Drizzle the Fig and Balsamic Agrodolce over Pan-Roasted Pork Tenderloin with Rosemary, or use the sauce in one of these “Extra Credit” recipe ideas:
• Serve fig and balsamic agrodolce with pan-seared chicken or lamb chops instead of pork.
• Use as part of a cheese plate: my go-to cheeses to pair with this sauce are Parmesan, Gorgonzola dolce, Robiola, and pecorino. Don’t forget to serve nuts as well.
• Top a roasted sweet potato with some leftover sauce and a dollop of mascarpone.

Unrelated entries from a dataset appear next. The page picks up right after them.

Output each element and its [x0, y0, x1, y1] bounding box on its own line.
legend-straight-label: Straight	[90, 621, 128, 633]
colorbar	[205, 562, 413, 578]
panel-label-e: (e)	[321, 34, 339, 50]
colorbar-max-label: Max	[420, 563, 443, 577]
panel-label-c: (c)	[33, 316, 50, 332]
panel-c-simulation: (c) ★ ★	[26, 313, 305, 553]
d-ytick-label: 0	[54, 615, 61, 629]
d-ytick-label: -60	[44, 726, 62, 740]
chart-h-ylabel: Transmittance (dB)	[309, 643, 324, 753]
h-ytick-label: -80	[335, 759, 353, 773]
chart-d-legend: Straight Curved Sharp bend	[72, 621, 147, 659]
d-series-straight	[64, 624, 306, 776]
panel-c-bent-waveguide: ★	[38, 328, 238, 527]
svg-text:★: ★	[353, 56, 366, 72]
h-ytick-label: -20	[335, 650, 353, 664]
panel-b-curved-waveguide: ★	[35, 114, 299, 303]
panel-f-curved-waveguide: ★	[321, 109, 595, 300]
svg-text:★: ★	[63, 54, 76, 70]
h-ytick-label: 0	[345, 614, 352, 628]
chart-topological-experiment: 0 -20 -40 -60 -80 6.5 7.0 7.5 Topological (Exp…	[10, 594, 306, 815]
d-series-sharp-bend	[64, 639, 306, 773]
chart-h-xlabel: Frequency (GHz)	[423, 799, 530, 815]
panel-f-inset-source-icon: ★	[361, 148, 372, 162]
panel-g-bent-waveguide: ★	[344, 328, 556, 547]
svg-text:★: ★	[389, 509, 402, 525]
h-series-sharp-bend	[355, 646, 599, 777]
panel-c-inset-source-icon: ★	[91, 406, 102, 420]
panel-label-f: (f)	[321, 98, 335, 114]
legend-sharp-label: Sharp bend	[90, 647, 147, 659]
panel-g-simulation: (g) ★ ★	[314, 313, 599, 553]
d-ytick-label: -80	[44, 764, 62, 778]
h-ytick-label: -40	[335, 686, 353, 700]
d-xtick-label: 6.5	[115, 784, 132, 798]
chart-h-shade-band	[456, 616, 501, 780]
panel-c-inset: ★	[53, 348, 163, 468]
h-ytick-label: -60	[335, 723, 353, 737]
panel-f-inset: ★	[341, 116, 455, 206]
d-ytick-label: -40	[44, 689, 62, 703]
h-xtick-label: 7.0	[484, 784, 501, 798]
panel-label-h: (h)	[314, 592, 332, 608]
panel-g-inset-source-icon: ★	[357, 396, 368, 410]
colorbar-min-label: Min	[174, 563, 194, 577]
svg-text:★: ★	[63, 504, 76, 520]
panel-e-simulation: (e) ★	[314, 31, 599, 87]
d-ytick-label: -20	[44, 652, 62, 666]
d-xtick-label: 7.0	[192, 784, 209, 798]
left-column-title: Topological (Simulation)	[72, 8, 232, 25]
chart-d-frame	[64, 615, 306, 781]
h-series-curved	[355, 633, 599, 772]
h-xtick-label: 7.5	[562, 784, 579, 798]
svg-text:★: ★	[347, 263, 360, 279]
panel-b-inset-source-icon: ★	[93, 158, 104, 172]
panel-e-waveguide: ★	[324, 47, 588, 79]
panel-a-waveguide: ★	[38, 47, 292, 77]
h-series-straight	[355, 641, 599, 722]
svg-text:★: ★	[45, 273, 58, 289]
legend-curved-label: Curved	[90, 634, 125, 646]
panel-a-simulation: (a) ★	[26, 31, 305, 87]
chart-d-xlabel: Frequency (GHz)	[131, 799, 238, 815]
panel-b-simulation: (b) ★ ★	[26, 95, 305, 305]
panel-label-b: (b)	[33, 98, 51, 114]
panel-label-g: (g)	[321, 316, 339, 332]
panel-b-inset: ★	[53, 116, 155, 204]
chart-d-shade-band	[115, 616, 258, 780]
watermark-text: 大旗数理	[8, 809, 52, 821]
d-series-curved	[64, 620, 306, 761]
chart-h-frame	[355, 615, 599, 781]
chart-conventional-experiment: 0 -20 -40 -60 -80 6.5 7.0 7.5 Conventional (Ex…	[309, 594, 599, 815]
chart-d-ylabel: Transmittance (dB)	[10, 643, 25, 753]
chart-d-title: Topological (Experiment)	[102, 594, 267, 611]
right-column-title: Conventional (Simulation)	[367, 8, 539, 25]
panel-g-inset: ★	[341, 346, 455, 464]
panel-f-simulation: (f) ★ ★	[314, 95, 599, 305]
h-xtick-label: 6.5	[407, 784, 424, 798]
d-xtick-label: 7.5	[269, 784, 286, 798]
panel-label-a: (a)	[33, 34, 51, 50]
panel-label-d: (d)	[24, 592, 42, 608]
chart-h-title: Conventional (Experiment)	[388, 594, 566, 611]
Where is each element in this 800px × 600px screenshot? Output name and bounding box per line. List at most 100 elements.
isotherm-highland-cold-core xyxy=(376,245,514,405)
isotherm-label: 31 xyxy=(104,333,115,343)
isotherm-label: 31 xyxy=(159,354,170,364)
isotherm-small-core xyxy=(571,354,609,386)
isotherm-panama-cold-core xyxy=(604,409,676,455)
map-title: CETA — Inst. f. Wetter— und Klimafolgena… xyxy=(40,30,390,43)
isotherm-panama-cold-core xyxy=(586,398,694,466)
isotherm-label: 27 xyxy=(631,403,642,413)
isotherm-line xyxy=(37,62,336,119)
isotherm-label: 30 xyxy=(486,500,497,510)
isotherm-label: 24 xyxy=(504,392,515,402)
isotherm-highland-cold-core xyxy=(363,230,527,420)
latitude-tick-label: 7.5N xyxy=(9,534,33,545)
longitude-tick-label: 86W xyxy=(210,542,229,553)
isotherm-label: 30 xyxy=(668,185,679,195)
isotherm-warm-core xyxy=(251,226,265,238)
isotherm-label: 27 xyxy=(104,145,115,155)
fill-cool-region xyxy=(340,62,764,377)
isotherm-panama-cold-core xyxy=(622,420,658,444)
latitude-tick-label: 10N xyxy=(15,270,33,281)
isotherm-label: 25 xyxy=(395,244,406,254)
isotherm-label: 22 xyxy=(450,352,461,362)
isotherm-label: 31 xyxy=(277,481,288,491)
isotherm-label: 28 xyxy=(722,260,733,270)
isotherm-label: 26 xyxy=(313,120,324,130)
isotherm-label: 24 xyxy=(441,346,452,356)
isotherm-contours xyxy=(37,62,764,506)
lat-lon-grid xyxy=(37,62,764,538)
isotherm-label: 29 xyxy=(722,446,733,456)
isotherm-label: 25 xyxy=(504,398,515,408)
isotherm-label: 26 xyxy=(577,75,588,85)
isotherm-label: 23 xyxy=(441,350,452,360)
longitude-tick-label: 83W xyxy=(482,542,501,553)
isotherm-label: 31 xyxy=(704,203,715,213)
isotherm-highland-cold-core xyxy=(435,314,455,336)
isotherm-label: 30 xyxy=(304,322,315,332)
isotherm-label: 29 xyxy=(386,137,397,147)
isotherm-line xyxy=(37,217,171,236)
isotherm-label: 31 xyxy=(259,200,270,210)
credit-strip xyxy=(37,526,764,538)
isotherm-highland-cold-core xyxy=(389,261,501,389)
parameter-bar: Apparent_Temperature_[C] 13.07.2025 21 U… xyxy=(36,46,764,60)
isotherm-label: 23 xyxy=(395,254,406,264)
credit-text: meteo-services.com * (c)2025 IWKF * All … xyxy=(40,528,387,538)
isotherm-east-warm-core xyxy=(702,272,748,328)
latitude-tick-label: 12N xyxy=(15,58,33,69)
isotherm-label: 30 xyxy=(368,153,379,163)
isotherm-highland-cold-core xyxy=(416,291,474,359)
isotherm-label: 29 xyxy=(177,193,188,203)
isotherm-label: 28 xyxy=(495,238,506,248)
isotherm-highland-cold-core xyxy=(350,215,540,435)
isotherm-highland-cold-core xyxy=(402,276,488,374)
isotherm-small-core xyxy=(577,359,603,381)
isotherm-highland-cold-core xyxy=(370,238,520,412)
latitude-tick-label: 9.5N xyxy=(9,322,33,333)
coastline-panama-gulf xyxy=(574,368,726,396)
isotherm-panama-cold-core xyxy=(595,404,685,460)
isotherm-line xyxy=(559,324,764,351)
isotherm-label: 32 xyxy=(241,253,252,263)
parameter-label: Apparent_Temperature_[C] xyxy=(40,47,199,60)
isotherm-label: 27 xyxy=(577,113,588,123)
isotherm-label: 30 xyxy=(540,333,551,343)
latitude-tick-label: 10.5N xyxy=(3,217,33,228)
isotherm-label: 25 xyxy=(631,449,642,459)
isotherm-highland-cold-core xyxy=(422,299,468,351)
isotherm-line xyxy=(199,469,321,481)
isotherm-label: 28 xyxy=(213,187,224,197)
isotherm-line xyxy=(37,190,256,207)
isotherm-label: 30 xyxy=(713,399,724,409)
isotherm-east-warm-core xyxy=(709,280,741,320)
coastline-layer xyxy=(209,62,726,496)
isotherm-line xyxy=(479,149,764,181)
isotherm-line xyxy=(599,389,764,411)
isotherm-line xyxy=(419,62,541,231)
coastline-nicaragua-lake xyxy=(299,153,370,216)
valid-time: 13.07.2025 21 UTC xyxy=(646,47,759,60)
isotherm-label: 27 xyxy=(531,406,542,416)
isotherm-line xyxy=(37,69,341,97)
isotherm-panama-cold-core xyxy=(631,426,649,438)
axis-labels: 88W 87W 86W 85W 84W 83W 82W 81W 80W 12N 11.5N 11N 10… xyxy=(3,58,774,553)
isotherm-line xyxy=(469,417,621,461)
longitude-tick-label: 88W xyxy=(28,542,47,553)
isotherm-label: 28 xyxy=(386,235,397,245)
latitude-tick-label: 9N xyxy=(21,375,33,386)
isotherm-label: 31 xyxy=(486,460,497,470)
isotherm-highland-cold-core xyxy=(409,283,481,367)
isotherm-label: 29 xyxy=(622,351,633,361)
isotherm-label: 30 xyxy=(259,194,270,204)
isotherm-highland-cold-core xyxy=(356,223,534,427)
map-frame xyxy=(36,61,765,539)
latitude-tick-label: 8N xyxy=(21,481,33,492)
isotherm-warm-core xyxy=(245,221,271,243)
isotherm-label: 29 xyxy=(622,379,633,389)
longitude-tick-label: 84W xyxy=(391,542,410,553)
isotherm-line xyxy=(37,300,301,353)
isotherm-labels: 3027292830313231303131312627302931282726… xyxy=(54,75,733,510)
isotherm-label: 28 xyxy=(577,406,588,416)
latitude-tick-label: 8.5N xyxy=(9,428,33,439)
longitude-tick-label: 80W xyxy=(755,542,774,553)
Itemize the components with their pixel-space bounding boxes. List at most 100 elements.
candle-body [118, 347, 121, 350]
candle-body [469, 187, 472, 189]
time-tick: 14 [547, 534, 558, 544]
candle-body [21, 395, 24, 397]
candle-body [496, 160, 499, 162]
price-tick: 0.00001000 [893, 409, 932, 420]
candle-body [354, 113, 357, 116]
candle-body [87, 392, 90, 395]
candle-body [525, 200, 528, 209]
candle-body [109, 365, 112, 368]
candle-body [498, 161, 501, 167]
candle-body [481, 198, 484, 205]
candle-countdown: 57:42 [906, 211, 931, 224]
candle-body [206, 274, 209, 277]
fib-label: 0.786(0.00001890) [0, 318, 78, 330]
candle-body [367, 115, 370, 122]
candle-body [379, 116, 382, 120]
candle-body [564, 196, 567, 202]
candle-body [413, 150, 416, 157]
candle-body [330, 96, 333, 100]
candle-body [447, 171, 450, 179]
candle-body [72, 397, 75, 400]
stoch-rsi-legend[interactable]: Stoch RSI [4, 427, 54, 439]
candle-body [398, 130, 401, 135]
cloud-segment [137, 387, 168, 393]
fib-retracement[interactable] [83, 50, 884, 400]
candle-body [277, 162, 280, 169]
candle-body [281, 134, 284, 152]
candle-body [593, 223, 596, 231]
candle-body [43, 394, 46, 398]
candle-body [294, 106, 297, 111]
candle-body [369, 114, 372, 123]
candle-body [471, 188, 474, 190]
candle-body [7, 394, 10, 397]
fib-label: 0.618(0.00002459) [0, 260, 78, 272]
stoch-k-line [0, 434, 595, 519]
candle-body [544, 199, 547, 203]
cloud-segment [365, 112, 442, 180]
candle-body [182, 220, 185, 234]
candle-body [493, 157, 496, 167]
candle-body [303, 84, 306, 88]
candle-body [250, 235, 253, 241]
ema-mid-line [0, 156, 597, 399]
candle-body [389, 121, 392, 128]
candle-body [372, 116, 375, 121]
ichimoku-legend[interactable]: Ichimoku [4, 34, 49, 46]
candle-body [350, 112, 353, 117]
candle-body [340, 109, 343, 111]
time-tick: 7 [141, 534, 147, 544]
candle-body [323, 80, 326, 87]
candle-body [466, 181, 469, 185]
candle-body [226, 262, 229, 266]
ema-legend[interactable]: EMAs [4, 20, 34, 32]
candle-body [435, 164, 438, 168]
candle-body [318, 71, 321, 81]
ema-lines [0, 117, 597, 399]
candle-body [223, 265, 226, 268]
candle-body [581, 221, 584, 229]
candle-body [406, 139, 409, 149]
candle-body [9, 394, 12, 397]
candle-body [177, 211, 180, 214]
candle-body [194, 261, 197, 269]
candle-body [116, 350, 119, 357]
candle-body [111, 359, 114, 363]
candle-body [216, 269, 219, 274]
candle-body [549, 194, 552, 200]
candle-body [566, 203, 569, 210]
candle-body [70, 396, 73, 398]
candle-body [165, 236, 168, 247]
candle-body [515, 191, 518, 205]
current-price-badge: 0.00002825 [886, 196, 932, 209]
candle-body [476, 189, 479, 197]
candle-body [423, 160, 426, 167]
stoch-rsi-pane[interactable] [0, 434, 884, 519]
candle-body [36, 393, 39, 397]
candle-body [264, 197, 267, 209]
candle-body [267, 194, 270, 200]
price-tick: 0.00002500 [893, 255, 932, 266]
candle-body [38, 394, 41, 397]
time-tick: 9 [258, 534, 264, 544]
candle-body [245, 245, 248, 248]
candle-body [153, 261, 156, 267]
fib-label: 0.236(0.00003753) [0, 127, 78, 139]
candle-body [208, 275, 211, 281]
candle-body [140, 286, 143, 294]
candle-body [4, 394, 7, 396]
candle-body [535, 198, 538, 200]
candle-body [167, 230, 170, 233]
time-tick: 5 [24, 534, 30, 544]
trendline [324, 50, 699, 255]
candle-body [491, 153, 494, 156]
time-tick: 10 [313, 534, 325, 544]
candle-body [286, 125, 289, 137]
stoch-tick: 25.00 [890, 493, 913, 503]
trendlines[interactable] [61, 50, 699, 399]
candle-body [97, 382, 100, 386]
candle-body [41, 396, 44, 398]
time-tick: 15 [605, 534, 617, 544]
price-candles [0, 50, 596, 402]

• Cook some sliced sausage, reserving the fond in the skillet to make the sauce. Spread the sauce on pizza dough, sprinkle with the sausage, and bake. Scatter with fresh arugula.
— Vanessa Seder
• ON-DEMAND: Listen to our conversation with Vanessa Seder, and get her tips for making modern sauces for everyday cooking on The Faith Middleton Food Schmooze®. •
Recipe excerpted from Secret Sauces by Vanessa Seder, published by Kyle Books. Photography by Stacey Cramp.
- 1 large heavy-bottomed skillet with fond (see headnote above)
- 2 tablespoons unsalted butter (plus 2 tablespoons cold unsalted butter) cut into small pieces
- 1/4 cup thinly sliced shallots
- 1 cup coarsely chopped dried figs such as Mission or Turkish
- 1 tablespoon chopped fresh rosemary
- 1/2 cup balsamic vinegar
- 1 cup reduced-sodium chicken or beef broth
- Drain any excess fat from the skillet. Melt 2 tablespoons of the butter in the skillet over medium heat. Add the shallots, and cook, stirring occasionally and scraping up any brown bits from the pan.
- Continue to cook until the shallots begin to soften, about 3 minutes. Add the figs and rosemary and stir to combine. Add the balsamic, bring to a simmer, and cook until the vinegar starts to thicken slightly, about 4 minutes. Add the broth and simmer until reduced slightly, about 10 minutes.
- Turn off the heat and slowly whisk in the 2 tablespoons cold butter. Serve immediately.